Joe Biden has urged Americans to get COVID-19 jabs amid global alarm over the new Omicron coronavirus variant, but the US president says the strain should be considered a “cause for concern, not a cause for panic”.
In remarks delivered at the White House on Monday, Biden said top United States health officials are consulting with leading vaccine makers and preparing for possible updates to account for Omicron’s mutations.
But he stressed that the country was in a good position to control Omicron’s potential spread without having to resort to lockdowns or more travel bans for now beyond restrictions already imposed on eight Southern African countries.
“This variant is a cause for concern, not a cause for panic,” he said. “If you are vaccinated, but still worried about the new variant, get your booster. If you aren’t vaccinated, get that shot. Go get that first shot.”
Biden added that his chief medical adviser, Dr Anthony Fauci, expects current vaccines to work against the new variant, with boosters enhancing protection. “We’ll fight this variant with scientific and knowledgeable actions and speed, not chaos and confusion,” he said.
The US earlier this month expanded its recommendation for booster jabs to all adults, but an estimated 47 million US adults have not yet been vaccinated, according to data from the US Centers for Disease Control and Prevention (CDC).

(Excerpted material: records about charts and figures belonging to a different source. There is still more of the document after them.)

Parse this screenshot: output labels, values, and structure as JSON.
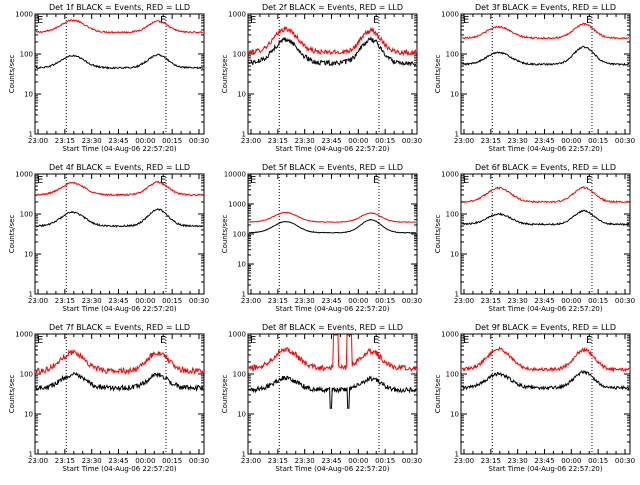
{
  "chart_data": [
    {
      "type": "line",
      "title": "Det 1f BLACK = Events, RED = LLD",
      "xlabel": "Start Time (04-Aug-06 22:57:20)",
      "ylabel": "Counts/sec",
      "ylim": [
        1,
        1000
      ],
      "yscale": "log",
      "x_ticks": [
        "23:00",
        "23:15",
        "23:30",
        "23:45",
        "00:00",
        "00:15",
        "00:30"
      ],
      "y_ticks": [
        "1",
        "10",
        "100",
        "1000"
      ],
      "markers": [
        "E",
        "E"
      ],
      "series": [
        {
          "color": "#ff0000",
          "base": 350,
          "peaks": [
            700,
            650
          ],
          "noise": 0.02
        },
        {
          "color": "#000000",
          "base": 45,
          "peaks": [
            90,
            95
          ],
          "noise": 0.02
        }
      ]
    },
    {
      "type": "line",
      "title": "Det 2f BLACK = Events, RED = LLD",
      "xlabel": "Start Time (04-Aug-06 22:57:20)",
      "ylabel": "Counts/sec",
      "ylim": [
        1,
        1000
      ],
      "yscale": "log",
      "x_ticks": [
        "23:00",
        "23:15",
        "23:30",
        "23:45",
        "00:00",
        "00:15",
        "00:30"
      ],
      "y_ticks": [
        "1",
        "10",
        "100",
        "1000"
      ],
      "markers": [
        "E",
        "E"
      ],
      "series": [
        {
          "color": "#ff0000",
          "base": 110,
          "peaks": [
            420,
            380
          ],
          "noise": 0.06
        },
        {
          "color": "#000000",
          "base": 60,
          "peaks": [
            230,
            230
          ],
          "noise": 0.06
        }
      ]
    },
    {
      "type": "line",
      "title": "Det 3f BLACK = Events, RED = LLD",
      "xlabel": "Start Time (04-Aug-06 22:57:20)",
      "ylabel": "Counts/sec",
      "ylim": [
        1,
        1000
      ],
      "yscale": "log",
      "x_ticks": [
        "23:00",
        "23:15",
        "23:30",
        "23:45",
        "00:00",
        "00:15",
        "00:30"
      ],
      "y_ticks": [
        "1",
        "10",
        "100",
        "1000"
      ],
      "markers": [
        "E",
        "E"
      ],
      "series": [
        {
          "color": "#ff0000",
          "base": 250,
          "peaks": [
            480,
            560
          ],
          "noise": 0.02
        },
        {
          "color": "#000000",
          "base": 55,
          "peaks": [
            110,
            150
          ],
          "noise": 0.02
        }
      ]
    },
    {
      "type": "line",
      "title": "Det 4f BLACK = Events, RED = LLD",
      "xlabel": "Start Time (04-Aug-06 22:57:20)",
      "ylabel": "Counts/sec",
      "ylim": [
        1,
        1000
      ],
      "yscale": "log",
      "x_ticks": [
        "23:00",
        "23:15",
        "23:30",
        "23:45",
        "00:00",
        "00:15",
        "00:30"
      ],
      "y_ticks": [
        "1",
        "10",
        "100",
        "1000"
      ],
      "markers": [
        "E",
        "E"
      ],
      "series": [
        {
          "color": "#ff0000",
          "base": 300,
          "peaks": [
            600,
            620
          ],
          "noise": 0.02
        },
        {
          "color": "#000000",
          "base": 50,
          "peaks": [
            110,
            130
          ],
          "noise": 0.02
        }
      ]
    },
    {
      "type": "line",
      "title": "Det 5f BLACK = Events, RED = LLD",
      "xlabel": "Start Time (04-Aug-06 22:57:20)",
      "ylabel": "Counts/sec",
      "ylim": [
        1,
        10000
      ],
      "yscale": "log",
      "x_ticks": [
        "23:00",
        "23:15",
        "23:30",
        "23:45",
        "00:00",
        "00:15",
        "00:30"
      ],
      "y_ticks": [
        "1",
        "10",
        "100",
        "1000",
        "10000"
      ],
      "markers": [
        "E",
        "E"
      ],
      "series": [
        {
          "color": "#ff0000",
          "base": 250,
          "peaks": [
            520,
            500
          ],
          "noise": 0.01
        },
        {
          "color": "#000000",
          "base": 110,
          "peaks": [
            260,
            300
          ],
          "noise": 0.01
        }
      ]
    },
    {
      "type": "line",
      "title": "Det 6f BLACK = Events, RED = LLD",
      "xlabel": "Start Time (04-Aug-06 22:57:20)",
      "ylabel": "Counts/sec",
      "ylim": [
        1,
        1000
      ],
      "yscale": "log",
      "x_ticks": [
        "23:00",
        "23:15",
        "23:30",
        "23:45",
        "00:00",
        "00:15",
        "00:30"
      ],
      "y_ticks": [
        "1",
        "10",
        "100",
        "1000"
      ],
      "markers": [
        "E",
        "E"
      ],
      "series": [
        {
          "color": "#ff0000",
          "base": 200,
          "peaks": [
            450,
            460
          ],
          "noise": 0.02
        },
        {
          "color": "#000000",
          "base": 55,
          "peaks": [
            100,
            120
          ],
          "noise": 0.02
        }
      ]
    },
    {
      "type": "line",
      "title": "Det 7f BLACK = Events, RED = LLD",
      "xlabel": "Start Time (04-Aug-06 22:57:20)",
      "ylabel": "Counts/sec",
      "ylim": [
        1,
        1000
      ],
      "yscale": "log",
      "x_ticks": [
        "23:00",
        "23:15",
        "23:30",
        "23:45",
        "00:00",
        "00:15",
        "00:30"
      ],
      "y_ticks": [
        "1",
        "10",
        "100",
        "1000"
      ],
      "markers": [
        "E",
        "E"
      ],
      "series": [
        {
          "color": "#ff0000",
          "base": 120,
          "peaks": [
            350,
            350
          ],
          "noise": 0.07
        },
        {
          "color": "#000000",
          "base": 45,
          "peaks": [
            95,
            95
          ],
          "noise": 0.06
        }
      ]
    },
    {
      "type": "line",
      "title": "Det 8f BLACK = Events, RED = LLD",
      "xlabel": "Start Time (04-Aug-06 22:57:20)",
      "ylabel": "Counts/sec",
      "ylim": [
        1,
        1000
      ],
      "yscale": "log",
      "x_ticks": [
        "23:00",
        "23:15",
        "23:30",
        "23:45",
        "00:00",
        "00:15",
        "00:30"
      ],
      "y_ticks": [
        "1",
        "10",
        "100",
        "1000"
      ],
      "markers": [
        "E",
        "E"
      ],
      "series": [
        {
          "color": "#ff0000",
          "base": 140,
          "peaks": [
            420,
            380
          ],
          "noise": 0.07,
          "spikes": [
            {
              "at": 0.52,
              "w": 0.03,
              "value": 1000
            },
            {
              "at": 0.6,
              "w": 0.03,
              "value": 1000
            }
          ]
        },
        {
          "color": "#000000",
          "base": 40,
          "peaks": [
            80,
            75
          ],
          "noise": 0.06,
          "dips": [
            {
              "at": 0.49,
              "value": 14
            },
            {
              "at": 0.595,
              "value": 14
            }
          ]
        }
      ]
    },
    {
      "type": "line",
      "title": "Det 9f BLACK = Events, RED = LLD",
      "xlabel": "Start Time (04-Aug-06 22:57:20)",
      "ylabel": "Counts/sec",
      "ylim": [
        1,
        1000
      ],
      "yscale": "log",
      "x_ticks": [
        "23:00",
        "23:15",
        "23:30",
        "23:45",
        "00:00",
        "00:15",
        "00:30"
      ],
      "y_ticks": [
        "1",
        "10",
        "100",
        "1000"
      ],
      "markers": [
        "E",
        "E"
      ],
      "series": [
        {
          "color": "#ff0000",
          "base": 130,
          "peaks": [
            420,
            400
          ],
          "noise": 0.04
        },
        {
          "color": "#000000",
          "base": 45,
          "peaks": [
            100,
            110
          ],
          "noise": 0.04
        }
      ]
    }
  ]
}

A ban on travel into the US from South Africa and seven other African nations came into effect on Monday, as countries around the world have imposed travel restrictions over the past several days amid concerns over Omicron.
“The point of the restriction is to give us time to get people vaccinated,” Biden said on Monday.
No cases of the Omicron variant have been reported in the US so far, but Fauci has warned the virus is probably already present in the country.
Speaking on ABC’s Good Morning America programme, Fauci said scientists hope to know in the next week or two how well the existing COVID-19 vaccines protect against the variant, and how dangerous it is compared with earlier strains.
“We really don’t know,” Fauci said, calling speculation “premature”.
Dr Angelique Coetzee of the South African Medical Association, who first detected Omicron in South Africa this month, told Al Jazeera on Monday that people infected with the new strain so far appear to have “very mild symptoms”, especially those who were inoculated after August.
The Omicron variant has been detected in more than 10 countries including Canada, Australia, Portugal, Switzerland, the United Kingdom and Mozambique.
On Monday, the World Health Organization (WHO) warned that the global risk from the spread of Omicron was “very high” and urged 194 member nations to speed the delivery of vaccinations to high-risk groups.
No Omicron-linked deaths had yet been reported, though further research is needed to assess its potential to escape protection against immunity induced by vaccines and previous infections, the WHO added.
“Omicron has an unprecedented number of spike mutations, some of which are concerning for their potential impact on the trajectory of the pandemic,” it said.
The Omicron variant is “highly transmissible” and requires “urgent action”, the Group of Seven (G7) health ministers also said in a joint statement that praised South Africa for detecting the variant while urging an international pathogen surveillance network to be established within the WHO.
The rise of the Omicron variant is seen by some as validating earlier warnings that the unchecked spread of the virus in countries with low access to vaccines would lead to mutations and dangerous new variants.
“The inequity that has characterised the global response has now come home to roost,” Richard Hatchett, chief executive officer of the Coalition for Epidemic Preparedness Innovations, told an assembly of health ministers at the WHO in Geneva.